We originally planned to compare the two mean pain scores (fascia iliaca block versus sham injection groups) at 45 min. However, given that, despite randomisation, the two groups had different mean baseline scores, we elected to evaluate the longitudinal pain trajectories and tested for parallelism instead. Therefore, the primary outcome was the comparison between groups of the longitudinal pain score profiles at rest over the first 45 min following the procedure. Pain intensity was assessed with an 11-point numeric rating scale (NRS), ranging from 0 (no pain) to 10 (worst imaginable pain). Secondary pain-related outcomes included comparison of the longitudinal pain score profiles on movement over the first 45 min following the procedure; longitudinal pain score profiles at rest and during movement (standardized gentle 15°-elevation of the leg) 4 h, 8 h, 12 h and 24 h after the injection (NRS, 0–10); and cumulative intravenous morphine consumption at 24 h after the injection (mg). Other outcomes were length of stay, and mortality at 3 months. The between group difference in NRS score over time was analysed as a post hoc addition to the protocol in order to explore the potential impact of baseline pain score differences between groups.

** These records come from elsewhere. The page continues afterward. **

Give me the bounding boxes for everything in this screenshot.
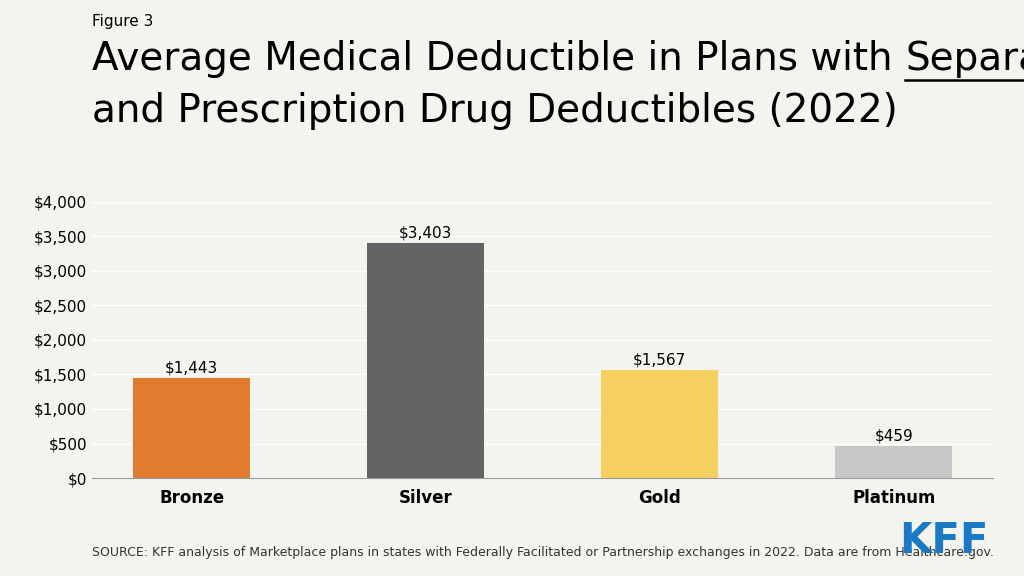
Bar bbox=[836, 446, 952, 478]
Text: Figure 3: Figure 3 bbox=[92, 14, 154, 29]
Text: $459: $459 bbox=[874, 429, 913, 444]
Text: $3,403: $3,403 bbox=[399, 225, 453, 240]
Text: Average Medical Deductible in Plans with: Average Medical Deductible in Plans with bbox=[92, 40, 905, 78]
Text: KFF: KFF bbox=[899, 520, 988, 562]
Bar bbox=[601, 370, 718, 478]
Text: $1,567: $1,567 bbox=[633, 352, 686, 367]
Text: $1,443: $1,443 bbox=[165, 361, 218, 376]
Text: SOURCE: KFF analysis of Marketplace plans in states with Federally Facilitated o: SOURCE: KFF analysis of Marketplace plan… bbox=[92, 545, 994, 559]
Bar bbox=[368, 243, 484, 478]
Text: and Prescription Drug Deductibles (2022): and Prescription Drug Deductibles (2022) bbox=[92, 92, 898, 130]
Text: Separate: Separate bbox=[905, 40, 1024, 78]
Bar bbox=[133, 378, 250, 478]
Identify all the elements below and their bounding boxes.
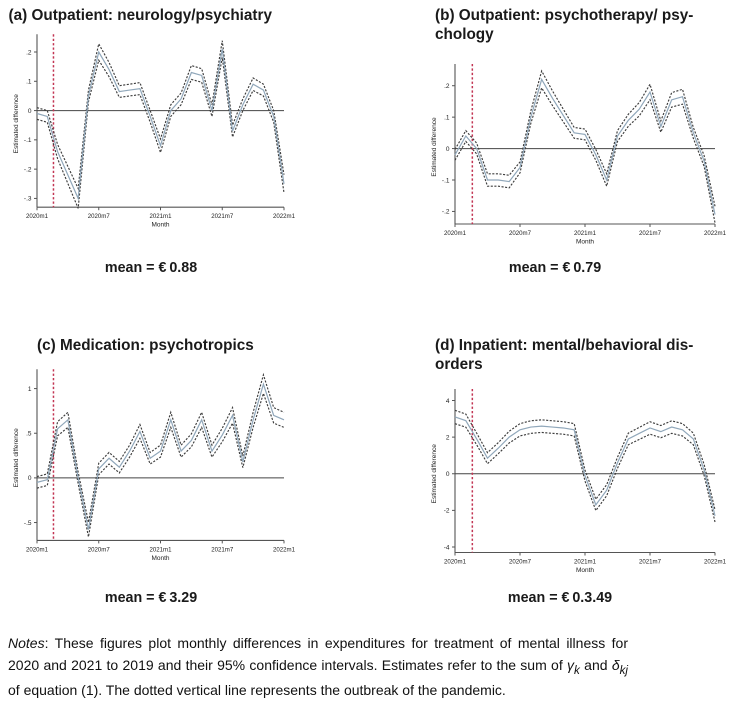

Based on published data, mean NRS pain score at rest when patients are untreated was anticipated to be 8/10 with a variance of 2 . We determined a clinically meaningful decrease in pain score at rest to be 2 points after a fascia iliaca block. As a result, we calculated that a minimum of 10 patients per group was necessary to detect a difference between groups, with a power of 90% and an alpha error of 0.05, using a one-sided test. Allowing for a 50% patient drop-out rate due to protocol violation or consent withdrawal, we planned to enrol a total of 30 patients. Continuous and non-continuous data are summarized as medians with 25th–75th interquartile ranges (IQR), means and standard deviations or absolute numbers, when appropriate. Baseline characteristics of the two groups were compared using the Wilcoxon-Mann-Whitney rank sum test for continuous variables (age, pre-intervention drug dose received) and by the Pearson’s chi-squared test for discrete variables (gender, ASA score, etc.). The NRS over time was analysed using linear mixed models with a random effect to account for the correlation induced by the individual differences . The analyses were adjusted for gender, ASA score, and pre-procedure intravenous morphine consumption. The between group difference in NRS was assessed over time for different follow-up periods using the Wald test. The interaction between gender and ASA category was also tested. The best dose-response functional forms for the pre-intervention cumulative intravenous morphine consumption were assessed by the method of fractional polynomials and the goodness of fit by residual analysis . Significance was considered at p < 0.05. Statistical analyses were performed using the Stata 14.2 statistical package (Stata Corporation, College Station, Texas).